As resenhas produzidas na Shein não são resultado de manobras publicitárias, uma vez que refletem experiências reais e podem ser úteis. “Se você oferecer às pessoas a oportunidade de produzir e compartilhar, elas às vezes lhe darão um belo retorno, mesmo que nunca tenham se comportado antes dessa maneira e mesmo que não sejam tão boas nisso quanto os profissionais”. ( SHIRKY, 2011, p. 26).

A estratégia publicitária da SHEIN está relacionada aos mecanismos usados para incentivar os clientes a escrever tas comentários. Mesmo que as avaliações sejam realizadas em troca de pontos, esse valor de R$0,85 centavos, parece ser simbólico, já que escrever um texto, produzir uma foto e postar, demanda bastante trabalho. Vale lembrar que os pontos serão dados sejam as avaliações negativas ou positivas.

Parece impreciso especular um motivo que explicaria "o por quê" de tantas pessoas postarem comentários e fotos pessoais nos produtos. Alguns deles creem que ao receberem curtidas nos comentários podem ganhar mais pontos, mas essa teoria é apenas um mito. Outros curtem a experiência de fazer o papel de "influencer" contando sobre suas compras nas redes sociais e ganhando "likes, em reconhecimento pelo que produzem. E muitos, o fazem com o real intuito de ajudar outros compradores, curtem fazer parte dessa experiência compartilhada.

As avaliações da SHEIN escritas por pessoas comuns, que receberam os produtos e oferecem informações adicionais e imparciais, podem auxiliar outras pessoas, antes de tomarem uma decisão de compra. O que torna seu papel importante em ajudar outros clientes a comparar o que é oferecido na descrição da loja e foto das modelos, com e o que realmente foi entregue.
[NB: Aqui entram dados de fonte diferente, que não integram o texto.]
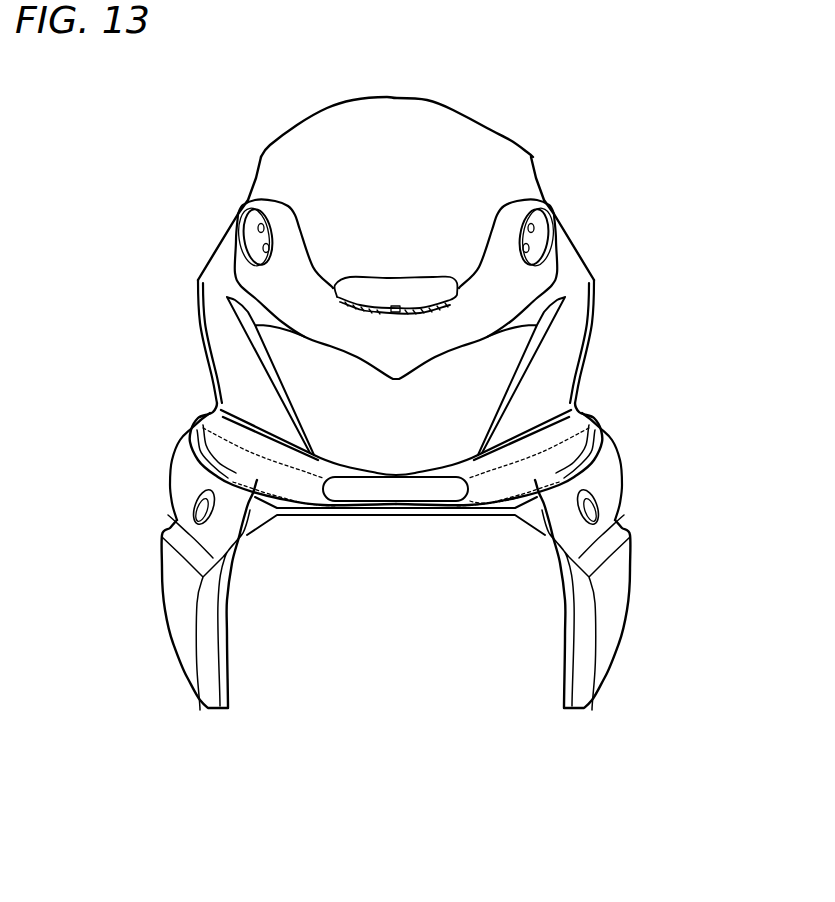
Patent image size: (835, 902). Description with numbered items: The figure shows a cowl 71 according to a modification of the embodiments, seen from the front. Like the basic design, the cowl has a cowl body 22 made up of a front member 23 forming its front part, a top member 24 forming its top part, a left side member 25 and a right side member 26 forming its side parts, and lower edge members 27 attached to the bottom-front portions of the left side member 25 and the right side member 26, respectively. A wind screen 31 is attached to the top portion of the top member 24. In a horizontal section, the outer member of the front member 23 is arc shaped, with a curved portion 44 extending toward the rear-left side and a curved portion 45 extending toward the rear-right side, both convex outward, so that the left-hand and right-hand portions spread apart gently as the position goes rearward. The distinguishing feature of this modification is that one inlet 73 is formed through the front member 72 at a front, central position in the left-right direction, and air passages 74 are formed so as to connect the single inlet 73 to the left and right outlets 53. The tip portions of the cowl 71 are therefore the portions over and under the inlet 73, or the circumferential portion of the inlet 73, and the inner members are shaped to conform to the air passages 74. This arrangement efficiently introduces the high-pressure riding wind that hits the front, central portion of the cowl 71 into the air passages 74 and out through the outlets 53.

Em suma, a literacia na hora de fazer uma compra é crucial para tomar decisões informadas, evitar práticas enganosas, gerir adequadamente o orçamento e promover escolhas conscientes. Desenvolver essa habilidade capacita os consumidores a se tornarem participantes ativos do mercado, protegendo seus interesses e contribuindo para um consumo mais responsável.

Referências:

JENKINS H. Cultura da convergência. 2.ed. São Paulo: Aleph, 2009.

JENKINS H., GREEN J., FORD S. Cultura da conexão: criando valor e significado por meio da mídia propagável. São Paulo: Aleph, 2014.
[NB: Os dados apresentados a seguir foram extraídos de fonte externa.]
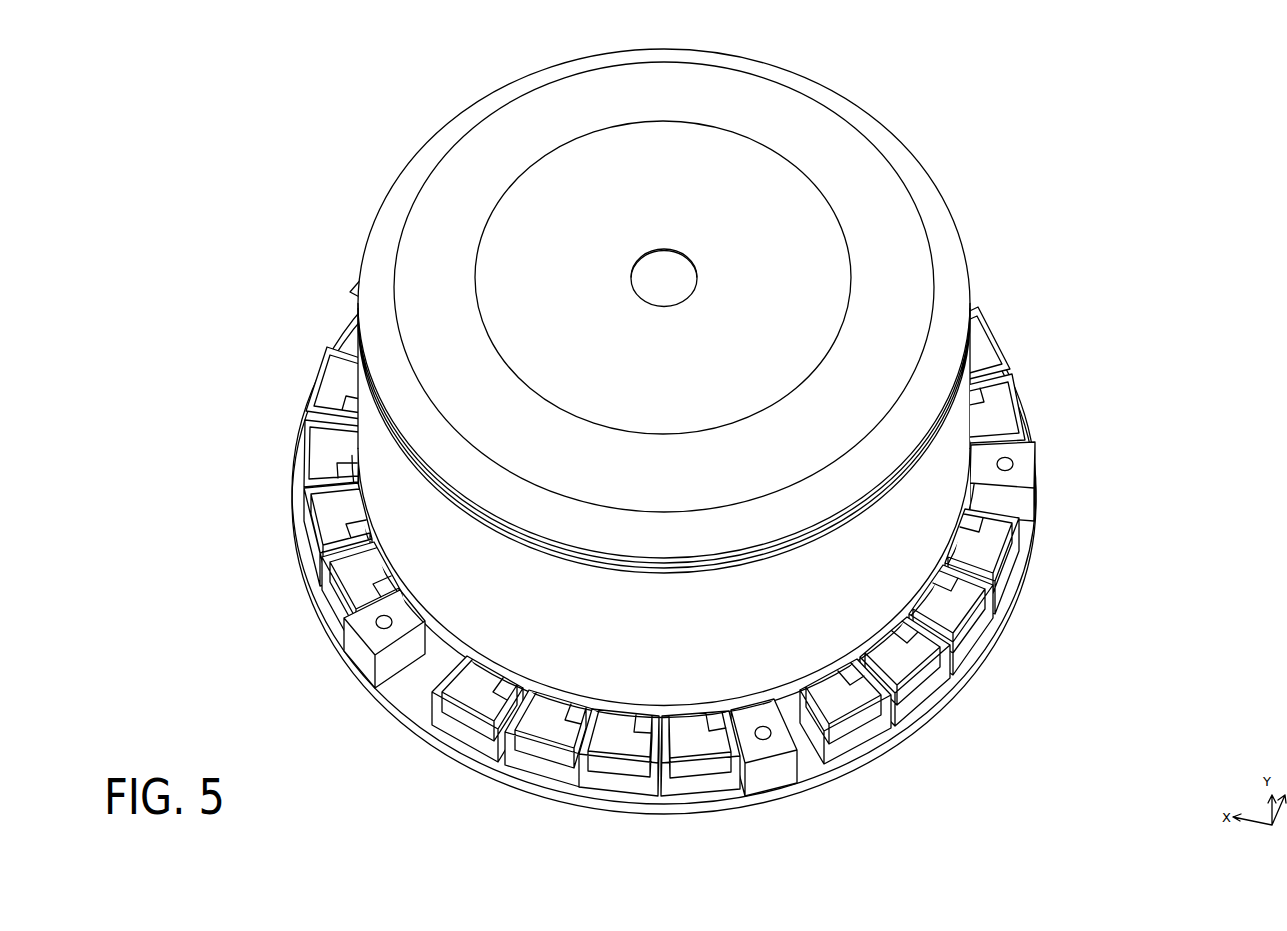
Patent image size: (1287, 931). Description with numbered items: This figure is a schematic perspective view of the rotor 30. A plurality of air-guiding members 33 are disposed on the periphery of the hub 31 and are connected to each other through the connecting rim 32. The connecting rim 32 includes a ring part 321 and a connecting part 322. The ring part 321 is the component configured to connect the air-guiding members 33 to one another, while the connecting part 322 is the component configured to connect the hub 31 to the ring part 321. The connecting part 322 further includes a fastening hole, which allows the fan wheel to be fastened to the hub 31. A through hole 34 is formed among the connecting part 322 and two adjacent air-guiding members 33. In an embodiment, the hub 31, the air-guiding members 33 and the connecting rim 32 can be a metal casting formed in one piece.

The rotor 30 is at (1277, 81).
The hub 31 is at (437, 543).
The connecting rim 32 is at (1195, 366).
The ring part 321 is at (1018, 432).
The connecting part 322 is at (1025, 456).
The air-guiding member 33 is at (990, 566).
The through hole 34 is at (880, 700).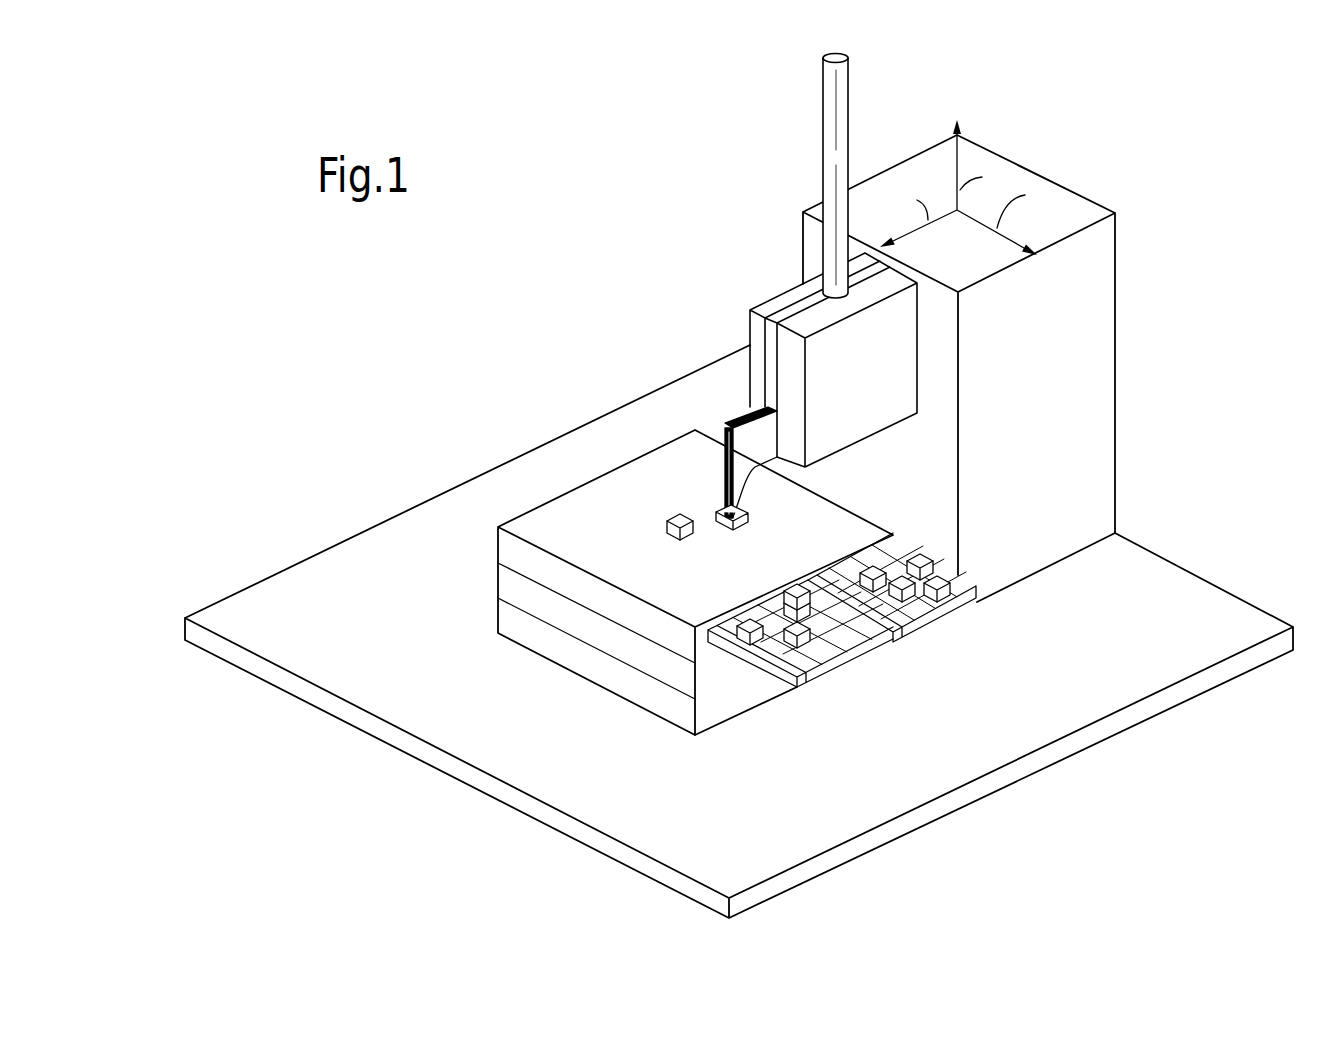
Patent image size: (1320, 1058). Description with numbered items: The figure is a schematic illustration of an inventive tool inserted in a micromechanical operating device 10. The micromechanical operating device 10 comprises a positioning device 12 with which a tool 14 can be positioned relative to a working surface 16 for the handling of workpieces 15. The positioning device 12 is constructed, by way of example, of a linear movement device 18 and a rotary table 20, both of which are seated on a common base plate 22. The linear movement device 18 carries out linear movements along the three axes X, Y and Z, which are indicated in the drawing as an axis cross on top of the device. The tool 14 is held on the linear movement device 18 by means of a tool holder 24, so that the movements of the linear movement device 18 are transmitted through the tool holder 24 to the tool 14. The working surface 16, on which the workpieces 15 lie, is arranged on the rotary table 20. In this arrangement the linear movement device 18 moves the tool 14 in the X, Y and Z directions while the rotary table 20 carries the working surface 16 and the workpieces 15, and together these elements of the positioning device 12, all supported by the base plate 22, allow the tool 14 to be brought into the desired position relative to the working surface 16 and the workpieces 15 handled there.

The micromechanical operating device 10 is at (1095, 160).
The positioning device 12 is at (938, 642).
The tool 14 is at (753, 428).
The workpieces 15 is at (717, 522).
The working surface 16 is at (548, 512).
The linear movement device 18 is at (1075, 432).
The rotary table 20 is at (547, 645).
The base plate 22 is at (1120, 722).
The tool holder 24 is at (775, 300).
MACHADO, Monica; BURROWES, Patrícia Cecília; RETT, Lucimara. PARA LER A PUBLICIDADE EXPANDIDA: em favor da literacia midiática para análise dos discursos das marcas1; Associação Nacional de Programas de Pós-Graduação em Comunicação. Encontro Anual (COMPÓS).(26.: 2017 jun. 06–09: São Paulo, SP).[Anais]. São Paulo: Faculdade Cásper Líbero, 2017., 2017.

MALMELIN, N. What is advertising literacy? Exploring the dimensions of advertising literacy. In: Journal of Visual Literacy, vol. 29, number 2, p. 129–142, 2010.
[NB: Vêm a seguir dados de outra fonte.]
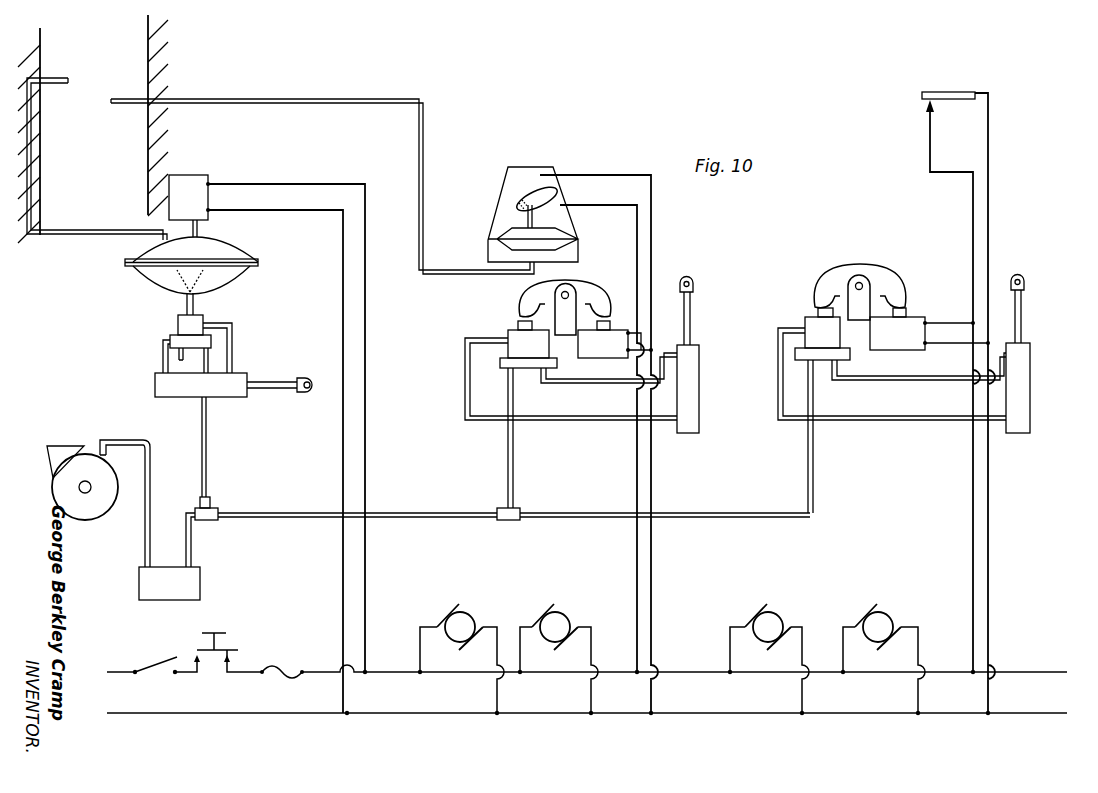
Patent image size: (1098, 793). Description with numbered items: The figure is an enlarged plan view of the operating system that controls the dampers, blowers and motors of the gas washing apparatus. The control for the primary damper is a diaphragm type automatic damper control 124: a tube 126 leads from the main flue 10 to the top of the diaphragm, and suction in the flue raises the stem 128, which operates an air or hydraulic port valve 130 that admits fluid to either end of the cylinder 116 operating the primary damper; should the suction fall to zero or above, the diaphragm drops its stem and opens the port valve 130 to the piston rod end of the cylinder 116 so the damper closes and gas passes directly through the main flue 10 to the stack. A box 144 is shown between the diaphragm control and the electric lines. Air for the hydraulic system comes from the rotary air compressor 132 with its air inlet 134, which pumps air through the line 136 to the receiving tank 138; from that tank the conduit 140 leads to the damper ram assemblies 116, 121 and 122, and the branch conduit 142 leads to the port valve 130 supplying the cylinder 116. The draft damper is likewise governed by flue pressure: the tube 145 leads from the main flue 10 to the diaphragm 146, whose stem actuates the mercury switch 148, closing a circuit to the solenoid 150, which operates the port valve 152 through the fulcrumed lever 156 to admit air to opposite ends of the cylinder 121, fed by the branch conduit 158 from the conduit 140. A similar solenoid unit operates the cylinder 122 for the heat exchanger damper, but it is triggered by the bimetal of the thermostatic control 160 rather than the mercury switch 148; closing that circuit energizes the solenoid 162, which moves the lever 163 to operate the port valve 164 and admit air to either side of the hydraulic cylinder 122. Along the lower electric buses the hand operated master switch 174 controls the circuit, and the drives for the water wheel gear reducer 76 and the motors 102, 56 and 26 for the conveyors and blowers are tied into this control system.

The main flue 10 is at (42, 50).
The tube 126 is at (58, 82).
The tube 145 is at (343, 99).
The control box 144 is at (204, 180).
The diaphragm type automatic damper control 124 is at (234, 252).
The stem 128 is at (194, 301).
The port valve 130 is at (186, 328).
The cylinder 116 is at (173, 400).
The branch conduit 142 is at (207, 457).
The conduit 140 is at (411, 512).
The compressor tank or receiving tank 138 is at (201, 585).
The line 136 is at (127, 440).
The rotary air compressor 132 is at (86, 461).
The air inlet 134 is at (53, 452).
The hand operated master switch 174 is at (146, 660).
The mercury switch 148 is at (537, 200).
The diaphragm 146 is at (511, 240).
The fulcrumed lever 156 is at (581, 292).
The port valve 152 is at (512, 336).
The solenoid 150 is at (609, 346).
The cylinder 121 is at (700, 410).
The branch conduit 158 is at (514, 480).
The lever 163 is at (881, 268).
The port valve 164 is at (813, 330).
The solenoid 162 is at (906, 318).
The cylinder 122 is at (1032, 387).
The thermostatic control 160 is at (976, 93).
The motor 26 is at (462, 616).
The motor 102 is at (557, 616).
The gear reducer 76 is at (770, 616).
The motor 56 is at (882, 616).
SHEIN, Sobre nós. c2009. Disponível em: https://br.shein.com/About-Us-a-117.html . Acesso em 02 de jun. 2023.

SHIRKY C. A cultura da participação: criatividade e generosidade no mundo conectado. Rio de Janeiro: Zahar, 2011.

SOUZA, Karina. Shein cresce 300% no Brasil e fatura R$ 8 bi — “incômodo” a varejistas nacionais deve aumentar. Exame. 30 de jan. 2023. Disponível em: https://exame.com/exame-in/shein-cresce-300-no-brasil-e-fatura-r-8-bi-incomodo-a-varejistas-nacionais-deve-aumentar/. Acesso em 6 de jun. 2023

TOFFLER, A. A terceira onda. Rio de Janeiro: Record, 1980.